Radio Shack has lost their main demographic because they wanted to sell their soul to the cell phone business. Really a good example of looking for short term gains that come at the sacrifice of long term ones.

Comment Re:That's one heck of a very **BROAD** Patent ! (Score 5, Informative) 258

Haven't carried out a detail search on the said patent,

You won't be able to, either. The article states that due to age of the patent, the application is confidential.

Without seeing the application, it's difficult to tell what its validity is. But when this patent application was filed in 1971, electronic control of machinery was already quite widespread. So, it would have to be quite specific about its implementation. Then there is the question of making companies pay for something they knew nothing about.

In the end, congress would have the power to invalidate this patent outright, if they wanted to.

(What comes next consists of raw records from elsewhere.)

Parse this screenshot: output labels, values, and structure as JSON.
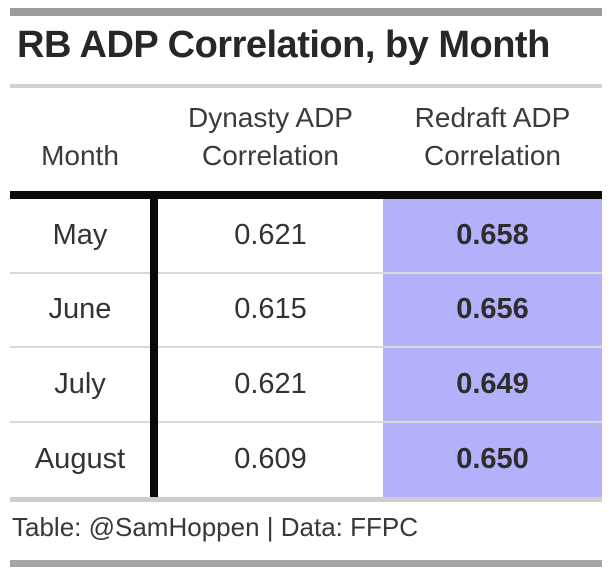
{
  "title": "RB ADP Correlation, by Month",
  "table": {
    "columns": [
      "Month",
      "Dynasty ADP Correlation",
      "Redraft ADP Correlation"
    ],
    "rows": [
      {
        "month": "May",
        "dynasty": "0.621",
        "redraft": "0.658"
      },
      {
        "month": "June",
        "dynasty": "0.615",
        "redraft": "0.656"
      },
      {
        "month": "July",
        "dynasty": "0.621",
        "redraft": "0.649"
      },
      {
        "month": "August",
        "dynasty": "0.609",
        "redraft": "0.650"
      }
    ],
    "highlight_color": "#b3b1fa"
  },
  "footer": {
    "text": "Table: @SamHoppen | Data: FFPC"
  },
  "chart_data": {
    "type": "table",
    "title": "RB ADP Correlation, by Month",
    "columns": [
      "Month",
      "Dynasty ADP Correlation",
      "Redraft ADP Correlation"
    ],
    "rows": [
      [
        "May",
        0.621,
        0.658
      ],
      [
        "June",
        0.615,
        0.656
      ],
      [
        "July",
        0.621,
        0.649
      ],
      [
        "August",
        0.609,
        0.65
      ]
    ],
    "highlighted_column": "Redraft ADP Correlation",
    "caption": "Table: @SamHoppen | Data: FFPC"
  }
}
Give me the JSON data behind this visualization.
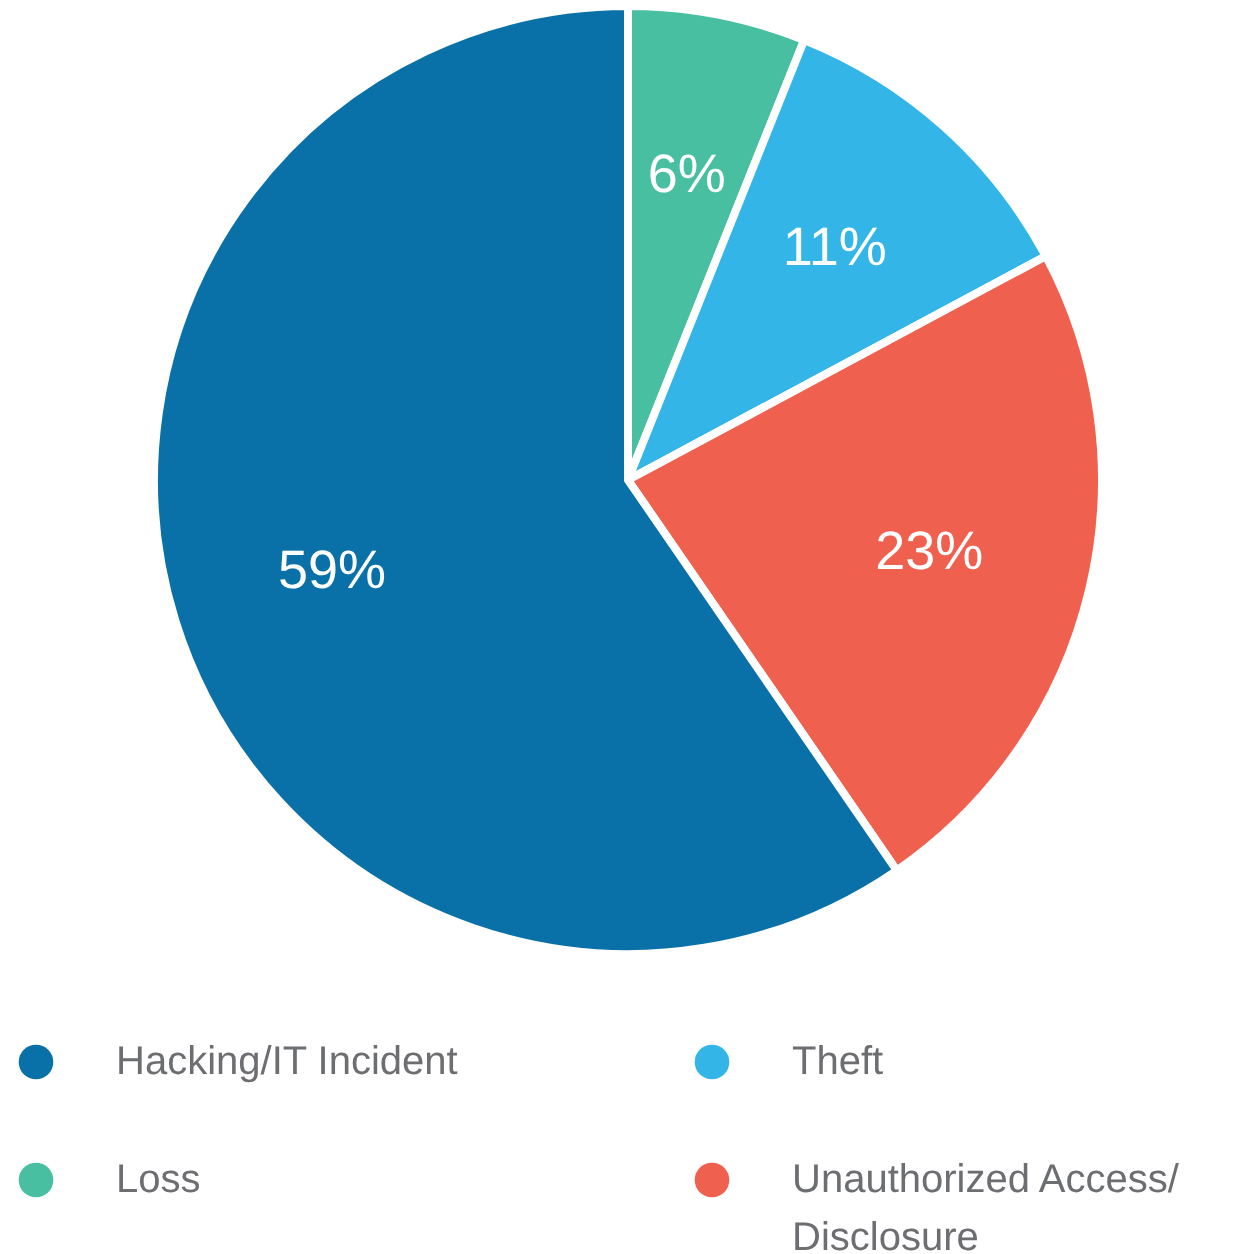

Comment Re:Troll (Score 1) 794

Their cautiousness can also be prescient. Note that you won't find yellow #5 artificial coloring there, something that science is only now starting to recognize as unhealthy. So while some of the things that they sell don't make sense to a skeptic, the fact that they recognize that we have to be careful with what we eat is right on target.

Comment Re:STEM workers are smart and needed elsewhere (Score 1) 491

My casual observation is that many STEM workers are far too amenable with building the robots, programming the computers, and engineering solutions to replace other people, or themselves, or help train the cheaper worker to replace themselves or another worker.

So we are also seeing an increasing supply of labor coming from increased efficiencies, which is in complete contradiction to somehow expecting long term growth for their own products?

And then is the failure of this administration (or any one for that matter) to take on age discrimination head on.

Comment Re:The difference in the two numbers ... (Score 1) 491

And it goes deeper. The so called smart "superstars" that someone might want to hire are smart enough to recognize how hollow of a promise STEM trades have become esp. programming might be and are moving to take up a trade instead. I see this everywhere. Because at least that is not going to be outsourced, or you won't lose your job because you turn 35.

I recommend that every would be programmer do this. You'll enjoy coding more for an open source project in your spare time. And then eventually companies will be forced to lie in the bed they are making for themselves, and it will not be comfortable. They can go ahead and move all their managers and the rest of their shebang overseas. We won't miss them.